Sorry for not apologising, the error is regretted

May 23, 2021 09:56 am | Updated 10:02 am IST

I recently ordered lunch from a takeaway nearby. It was delivered by mistake to the wrong house where the surprised family polished off the unexpected offering. There was no apology from the delivery boy, the restaurant, or indeed the neighbour. It set me thinking: why do we find it so difficult to say ‘sorry’? Elton John was right. Sorry seems to be the hardest word .

Some people who say ‘sorry’ do so while suggesting that whatever happened was actually your fault (or Nehru’s). I once had a visitor reverse the car into some potted plants near the gate, and then stomp on the pots in anger while muttering something about my having put them in the wrong place. And there was no apology either.

Politicians live by the dictum attributed to Benjamin Disraeli: Never apologise, never explain. Apologies are seen as a sign of weakness, a chest-size reducing exercise ruining a meticulously constructed image. Thus to expect the author of demonitisation or the Covid vaccine chaos to man up and take responsibility even in a the-buck-stops-here kind of way is futile. To err is human, to apologise for it is foolish.

Not apologising isn’t simply a matter of pride or manliness, it probably speaks of a fragile sense of self. Confident people with a strong sense of who they are don’t believe that an apology is the conduit through which their self-worth oozes out.

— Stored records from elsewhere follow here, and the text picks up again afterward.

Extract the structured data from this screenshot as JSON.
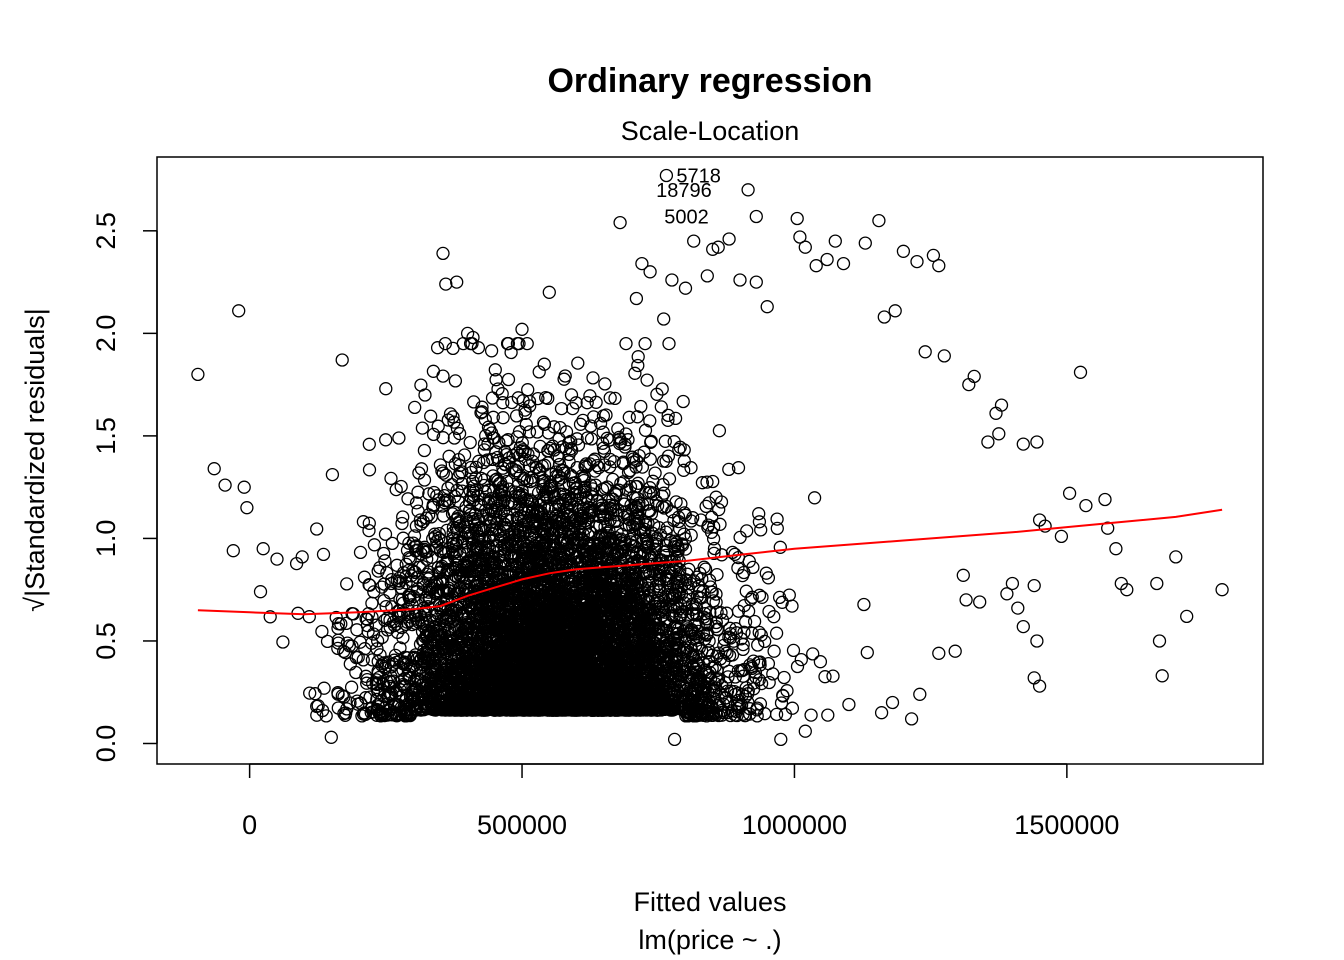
{
  "chart_data": {
    "type": "scatter",
    "title": "Ordinary regression",
    "subtitle": "Scale-Location",
    "xlabel": "Fitted values",
    "xlabel_sub": "lm(price ~ .)",
    "ylabel": "√|Standardized residuals|",
    "xlim": [
      -170000,
      1860000
    ],
    "ylim": [
      -0.1,
      2.86
    ],
    "x_ticks": [
      0,
      500000,
      1000000,
      1500000
    ],
    "x_tick_labels": [
      "0",
      "500000",
      "1000000",
      "1500000"
    ],
    "y_ticks": [
      0.0,
      0.5,
      1.0,
      1.5,
      2.0,
      2.5
    ],
    "y_tick_labels": [
      "0.0",
      "0.5",
      "1.0",
      "1.5",
      "2.0",
      "2.5"
    ],
    "grid": false,
    "legend": "none",
    "colors": {
      "points": "#000000",
      "smooth": "#ff0000"
    },
    "labeled_points": [
      {
        "label": "5718",
        "x": 765000,
        "y": 2.77
      },
      {
        "label": "18796",
        "x": 915000,
        "y": 2.7
      },
      {
        "label": "5002",
        "x": 930000,
        "y": 2.57
      }
    ],
    "outliers": [
      [
        -95000,
        1.8
      ],
      [
        -20000,
        2.11
      ],
      [
        -65000,
        1.34
      ],
      [
        -45000,
        1.26
      ],
      [
        -30000,
        0.94
      ],
      [
        -10000,
        1.25
      ],
      [
        -5000,
        1.15
      ],
      [
        20000,
        0.74
      ],
      [
        25000,
        0.95
      ],
      [
        150000,
        0.03
      ],
      [
        170000,
        1.87
      ],
      [
        250000,
        1.73
      ],
      [
        345000,
        1.93
      ],
      [
        355000,
        2.39
      ],
      [
        360000,
        2.24
      ],
      [
        380000,
        2.25
      ],
      [
        400000,
        2.0
      ],
      [
        410000,
        1.98
      ],
      [
        420000,
        1.93
      ],
      [
        550000,
        2.2
      ],
      [
        500000,
        2.02
      ],
      [
        680000,
        2.54
      ],
      [
        720000,
        2.34
      ],
      [
        710000,
        2.17
      ],
      [
        735000,
        2.3
      ],
      [
        760000,
        2.07
      ],
      [
        775000,
        2.26
      ],
      [
        800000,
        2.22
      ],
      [
        815000,
        2.45
      ],
      [
        840000,
        2.28
      ],
      [
        850000,
        2.41
      ],
      [
        860000,
        2.42
      ],
      [
        880000,
        2.46
      ],
      [
        900000,
        2.26
      ],
      [
        930000,
        2.25
      ],
      [
        950000,
        2.13
      ],
      [
        1005000,
        2.56
      ],
      [
        1010000,
        2.47
      ],
      [
        1020000,
        2.42
      ],
      [
        1040000,
        2.33
      ],
      [
        1060000,
        2.36
      ],
      [
        1075000,
        2.45
      ],
      [
        1090000,
        2.34
      ],
      [
        1130000,
        2.44
      ],
      [
        1155000,
        2.55
      ],
      [
        1165000,
        2.08
      ],
      [
        1185000,
        2.11
      ],
      [
        1200000,
        2.4
      ],
      [
        1225000,
        2.35
      ],
      [
        1255000,
        2.38
      ],
      [
        1265000,
        2.33
      ],
      [
        1240000,
        1.91
      ],
      [
        1275000,
        1.89
      ],
      [
        1320000,
        1.75
      ],
      [
        1330000,
        1.79
      ],
      [
        1380000,
        1.65
      ],
      [
        1370000,
        1.61
      ],
      [
        1355000,
        1.47
      ],
      [
        1375000,
        1.51
      ],
      [
        1420000,
        1.46
      ],
      [
        1445000,
        1.47
      ],
      [
        1450000,
        1.09
      ],
      [
        1460000,
        1.06
      ],
      [
        1490000,
        1.01
      ],
      [
        1505000,
        1.22
      ],
      [
        1525000,
        1.81
      ],
      [
        1535000,
        1.16
      ],
      [
        1570000,
        1.19
      ],
      [
        1575000,
        1.05
      ],
      [
        1590000,
        0.95
      ],
      [
        1610000,
        0.75
      ],
      [
        1600000,
        0.78
      ],
      [
        1665000,
        0.78
      ],
      [
        1670000,
        0.5
      ],
      [
        1675000,
        0.33
      ],
      [
        1700000,
        0.91
      ],
      [
        1720000,
        0.62
      ],
      [
        1785000,
        0.75
      ],
      [
        1400000,
        0.78
      ],
      [
        1410000,
        0.66
      ],
      [
        1420000,
        0.57
      ],
      [
        1440000,
        0.77
      ],
      [
        1445000,
        0.5
      ],
      [
        1440000,
        0.32
      ],
      [
        1450000,
        0.28
      ],
      [
        1390000,
        0.73
      ],
      [
        1340000,
        0.69
      ],
      [
        1310000,
        0.82
      ],
      [
        1315000,
        0.7
      ],
      [
        1295000,
        0.45
      ],
      [
        1265000,
        0.44
      ],
      [
        1230000,
        0.24
      ],
      [
        1215000,
        0.12
      ],
      [
        1180000,
        0.2
      ],
      [
        1160000,
        0.15
      ],
      [
        1100000,
        0.19
      ],
      [
        1020000,
        0.06
      ],
      [
        975000,
        0.02
      ],
      [
        780000,
        0.02
      ]
    ],
    "cloud": {
      "x_center": 560000,
      "x_spread": 300000,
      "n_points": 7000,
      "seed": 12345
    },
    "smooth_line": {
      "x": [
        -95000,
        0,
        100000,
        200000,
        300000,
        350000,
        400000,
        450000,
        500000,
        550000,
        600000,
        650000,
        700000,
        750000,
        800000,
        850000,
        900000,
        950000,
        1000000,
        1100000,
        1200000,
        1300000,
        1400000,
        1500000,
        1600000,
        1700000,
        1785000
      ],
      "y": [
        0.65,
        0.64,
        0.63,
        0.64,
        0.655,
        0.67,
        0.72,
        0.76,
        0.8,
        0.83,
        0.85,
        0.86,
        0.87,
        0.88,
        0.89,
        0.905,
        0.92,
        0.935,
        0.95,
        0.97,
        0.99,
        1.01,
        1.03,
        1.055,
        1.08,
        1.105,
        1.14
      ]
    }
  }
}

One of the cop-outs newspapers often use when they make a mistake is to say the “error is regretted”. That is no apology, as the impersonal passive voice indicates. It’s like saying, “I am sorry you didn’t like it,” which focuses on your not liking it rather than the mistake itself. The British “deeply regretted” Jallianwalla Bagh a century after the massacre.

An insincere apology is an insult. You don’t have to go as far as Henry II did after his minions killed Thomas Beckett the Archbishop of Canterbury, and subject yourself to a series of blows with rods as penance, but it is useful to keep that standard in mind. Grovelling is good.

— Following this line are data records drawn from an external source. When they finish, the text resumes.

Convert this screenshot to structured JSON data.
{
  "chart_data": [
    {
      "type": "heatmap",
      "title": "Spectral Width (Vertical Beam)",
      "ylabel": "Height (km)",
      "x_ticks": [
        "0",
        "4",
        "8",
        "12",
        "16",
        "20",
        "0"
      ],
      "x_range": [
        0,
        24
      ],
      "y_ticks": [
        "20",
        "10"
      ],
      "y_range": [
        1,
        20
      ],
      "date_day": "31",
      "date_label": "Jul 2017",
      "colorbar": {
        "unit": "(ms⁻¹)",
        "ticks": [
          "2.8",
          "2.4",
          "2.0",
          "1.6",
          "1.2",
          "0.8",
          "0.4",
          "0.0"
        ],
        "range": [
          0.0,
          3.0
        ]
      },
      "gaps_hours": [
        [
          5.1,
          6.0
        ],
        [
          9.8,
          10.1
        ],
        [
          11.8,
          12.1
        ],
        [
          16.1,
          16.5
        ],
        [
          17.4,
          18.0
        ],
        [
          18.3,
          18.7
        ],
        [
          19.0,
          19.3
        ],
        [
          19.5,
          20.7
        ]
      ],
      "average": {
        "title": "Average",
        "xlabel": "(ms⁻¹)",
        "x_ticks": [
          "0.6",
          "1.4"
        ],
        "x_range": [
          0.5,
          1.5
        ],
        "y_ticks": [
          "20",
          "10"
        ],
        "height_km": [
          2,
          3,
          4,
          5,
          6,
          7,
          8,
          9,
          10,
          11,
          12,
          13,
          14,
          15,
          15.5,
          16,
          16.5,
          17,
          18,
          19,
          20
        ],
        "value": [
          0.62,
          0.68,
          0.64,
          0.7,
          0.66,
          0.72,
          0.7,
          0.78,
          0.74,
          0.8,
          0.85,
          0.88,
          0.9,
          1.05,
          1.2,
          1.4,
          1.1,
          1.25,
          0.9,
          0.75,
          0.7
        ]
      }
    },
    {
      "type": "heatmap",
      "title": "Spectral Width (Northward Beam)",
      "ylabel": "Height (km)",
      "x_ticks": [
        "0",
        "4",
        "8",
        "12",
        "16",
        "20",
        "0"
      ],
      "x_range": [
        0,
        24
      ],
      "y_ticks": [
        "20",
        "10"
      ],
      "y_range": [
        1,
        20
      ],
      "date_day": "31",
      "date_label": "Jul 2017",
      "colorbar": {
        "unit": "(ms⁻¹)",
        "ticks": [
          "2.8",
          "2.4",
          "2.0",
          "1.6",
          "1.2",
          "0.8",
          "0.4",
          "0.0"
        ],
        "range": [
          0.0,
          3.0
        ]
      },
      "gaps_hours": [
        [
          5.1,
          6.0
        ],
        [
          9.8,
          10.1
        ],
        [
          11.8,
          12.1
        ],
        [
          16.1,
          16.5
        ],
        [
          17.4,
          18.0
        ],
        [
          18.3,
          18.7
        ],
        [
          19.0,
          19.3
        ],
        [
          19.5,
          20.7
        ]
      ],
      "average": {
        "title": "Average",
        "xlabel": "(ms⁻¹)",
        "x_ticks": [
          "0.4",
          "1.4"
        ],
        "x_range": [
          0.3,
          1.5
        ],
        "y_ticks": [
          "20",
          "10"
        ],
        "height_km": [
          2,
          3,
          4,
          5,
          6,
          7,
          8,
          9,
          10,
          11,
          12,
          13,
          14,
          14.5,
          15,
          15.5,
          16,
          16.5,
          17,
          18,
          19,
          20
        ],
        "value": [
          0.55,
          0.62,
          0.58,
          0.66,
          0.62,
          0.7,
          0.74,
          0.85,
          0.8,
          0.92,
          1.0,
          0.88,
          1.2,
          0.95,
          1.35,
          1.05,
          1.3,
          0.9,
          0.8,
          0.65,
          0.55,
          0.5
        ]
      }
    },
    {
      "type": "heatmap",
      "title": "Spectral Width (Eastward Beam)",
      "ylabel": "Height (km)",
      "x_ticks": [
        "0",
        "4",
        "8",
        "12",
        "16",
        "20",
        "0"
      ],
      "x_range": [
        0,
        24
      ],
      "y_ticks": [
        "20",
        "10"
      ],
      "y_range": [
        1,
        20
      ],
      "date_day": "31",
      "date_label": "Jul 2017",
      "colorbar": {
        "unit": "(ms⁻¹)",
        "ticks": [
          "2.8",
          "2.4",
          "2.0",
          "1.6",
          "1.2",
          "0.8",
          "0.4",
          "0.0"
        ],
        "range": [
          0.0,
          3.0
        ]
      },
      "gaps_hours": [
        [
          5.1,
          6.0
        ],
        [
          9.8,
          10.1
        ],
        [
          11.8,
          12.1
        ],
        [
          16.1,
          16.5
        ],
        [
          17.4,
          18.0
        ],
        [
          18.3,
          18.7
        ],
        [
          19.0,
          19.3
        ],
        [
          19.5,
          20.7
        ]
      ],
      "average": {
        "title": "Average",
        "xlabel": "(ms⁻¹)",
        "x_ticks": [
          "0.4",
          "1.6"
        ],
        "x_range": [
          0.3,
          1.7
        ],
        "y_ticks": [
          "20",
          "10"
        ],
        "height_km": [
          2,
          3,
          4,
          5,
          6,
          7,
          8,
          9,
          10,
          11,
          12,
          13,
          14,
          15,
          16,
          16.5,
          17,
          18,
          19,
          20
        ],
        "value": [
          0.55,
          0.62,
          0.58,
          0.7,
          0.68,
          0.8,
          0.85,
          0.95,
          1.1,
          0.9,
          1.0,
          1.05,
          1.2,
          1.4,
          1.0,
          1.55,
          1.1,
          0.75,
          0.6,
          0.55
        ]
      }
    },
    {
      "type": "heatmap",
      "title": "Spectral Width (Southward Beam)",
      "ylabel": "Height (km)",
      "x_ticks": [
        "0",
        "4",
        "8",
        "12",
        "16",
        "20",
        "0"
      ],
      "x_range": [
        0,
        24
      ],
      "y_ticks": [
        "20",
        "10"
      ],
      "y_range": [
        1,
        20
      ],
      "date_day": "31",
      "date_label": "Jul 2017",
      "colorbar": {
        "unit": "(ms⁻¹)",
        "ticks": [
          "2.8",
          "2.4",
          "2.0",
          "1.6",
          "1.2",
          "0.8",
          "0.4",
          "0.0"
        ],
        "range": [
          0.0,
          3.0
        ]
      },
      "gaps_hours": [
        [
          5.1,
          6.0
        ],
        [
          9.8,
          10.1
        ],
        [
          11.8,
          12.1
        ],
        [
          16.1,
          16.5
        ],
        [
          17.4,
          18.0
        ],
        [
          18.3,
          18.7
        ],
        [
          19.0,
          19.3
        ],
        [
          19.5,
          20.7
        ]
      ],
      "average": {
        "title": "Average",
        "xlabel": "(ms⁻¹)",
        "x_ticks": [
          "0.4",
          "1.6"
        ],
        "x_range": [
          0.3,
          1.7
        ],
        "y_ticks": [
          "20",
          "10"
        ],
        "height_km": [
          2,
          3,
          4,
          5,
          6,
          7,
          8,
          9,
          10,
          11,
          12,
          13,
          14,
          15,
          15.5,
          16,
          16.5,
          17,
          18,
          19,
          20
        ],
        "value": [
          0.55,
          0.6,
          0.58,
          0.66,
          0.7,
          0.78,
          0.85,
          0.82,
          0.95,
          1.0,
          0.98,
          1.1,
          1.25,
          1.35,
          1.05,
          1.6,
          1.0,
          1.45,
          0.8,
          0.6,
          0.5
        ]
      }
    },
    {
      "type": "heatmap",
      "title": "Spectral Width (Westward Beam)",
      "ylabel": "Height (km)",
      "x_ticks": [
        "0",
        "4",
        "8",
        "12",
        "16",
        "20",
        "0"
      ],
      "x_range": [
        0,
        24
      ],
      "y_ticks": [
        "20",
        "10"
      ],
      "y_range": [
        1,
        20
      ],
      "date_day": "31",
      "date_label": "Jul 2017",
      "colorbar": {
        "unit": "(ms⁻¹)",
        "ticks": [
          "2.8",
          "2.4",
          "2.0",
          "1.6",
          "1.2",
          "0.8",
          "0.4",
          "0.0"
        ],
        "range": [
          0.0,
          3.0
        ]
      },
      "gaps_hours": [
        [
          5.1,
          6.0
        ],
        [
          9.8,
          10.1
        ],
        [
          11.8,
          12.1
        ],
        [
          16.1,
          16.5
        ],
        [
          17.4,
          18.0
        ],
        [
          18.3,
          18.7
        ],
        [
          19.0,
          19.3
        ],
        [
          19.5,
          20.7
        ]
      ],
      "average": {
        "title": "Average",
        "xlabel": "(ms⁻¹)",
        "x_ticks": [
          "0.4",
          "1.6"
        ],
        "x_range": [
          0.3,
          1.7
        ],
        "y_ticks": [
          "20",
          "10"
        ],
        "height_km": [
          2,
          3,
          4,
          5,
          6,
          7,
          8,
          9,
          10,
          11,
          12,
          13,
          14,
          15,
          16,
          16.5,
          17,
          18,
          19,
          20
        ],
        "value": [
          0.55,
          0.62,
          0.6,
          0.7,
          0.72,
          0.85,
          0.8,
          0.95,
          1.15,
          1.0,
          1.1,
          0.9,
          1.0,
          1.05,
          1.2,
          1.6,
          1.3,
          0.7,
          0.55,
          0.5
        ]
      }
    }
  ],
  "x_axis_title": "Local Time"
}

If demonitisation destroyed the economy, what ought the penance to be? Likewise with the avoidable deaths owing to Covid because a nation was unprepared, believing, thanks to its leaders that the virus had been driven away forever? Sorry seems to be the hardest word.

Remember the movie A Fish Called Wanda , and the scene where Kevin Kline dangles John Cleese out of a window and asks, “You’re really sorry”? Cleese replies, “I apologise unreservedly. I offer a complete and utter retraction. The imputation was totally without basis in fact, and was in no way fair comment, and was motivated purely by malice, and I deeply regret any distress that my comments may have caused you or your family, and I hereby undertake not to repeat any such slander at any time in the future."

That tone would have sufficed for my unintended lunch guest and could be the template for apologies in general.